Elleri ve ayakları zincirle bağlanarak halka gözdağı vermek için Urumçi’de sokak sokak dolaştırıldığında, kurşuna dizildiği anda da korku nedir bilmedi. Korkusuzluğunu ve inanmışlığını Doğu Türkistan’a miras bıraktı. Bir ses yükseldi ve son cümlesi oldu. ‘’Ben ölebilirim ama dünya durdukça benim milletim mücadeleye devam edecek…’

Aslında Doğu Türkistan Türklerinin bugüne kadar yaşamışlığının özetini verdi. Osman İslamoğlu olarak dünyaya geldi, mücadele ve kahramanlığından dolayı halkı ona ‘cesur, kahraman’ anlamına gelen Batur ismini verdi. Kahramanlığı destanlara ve rivayetlere çevrildi. Hatta bir rivayete göre kementle uçak düşürmüştür. 

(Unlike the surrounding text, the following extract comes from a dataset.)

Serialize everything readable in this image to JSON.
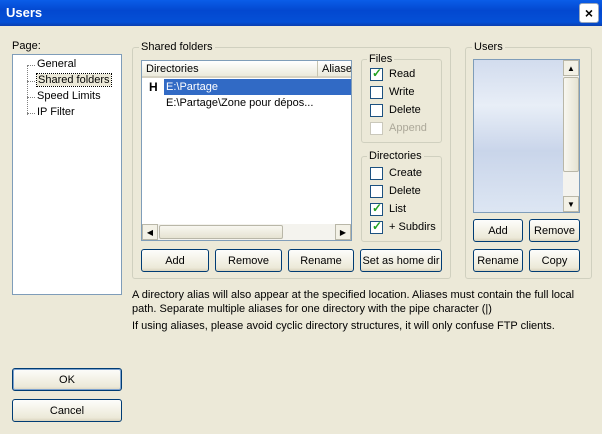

Zulüm olan yerde başkaldırı vardır. Tarihin hiçbir sayfasında zalimliğini bırakmayan Çin, her fırsatta kendine has yöntemlerle bunu Uygurlar üzerinde denemiştir ve denemeye de devam etmektedir. 1940 yılında Türkistan’da yapılan soykırım, kültürel baskı, camilerin yıkılması, halka işkence verilmesi ve onun aydınlarının hapse atılması ve katletmesi aslında bugünün dünyasında da tanıdık manzaradır. Asla zihniyet değişmedi, ne yapsalar da asla Türkistan ruhu da ölmedi.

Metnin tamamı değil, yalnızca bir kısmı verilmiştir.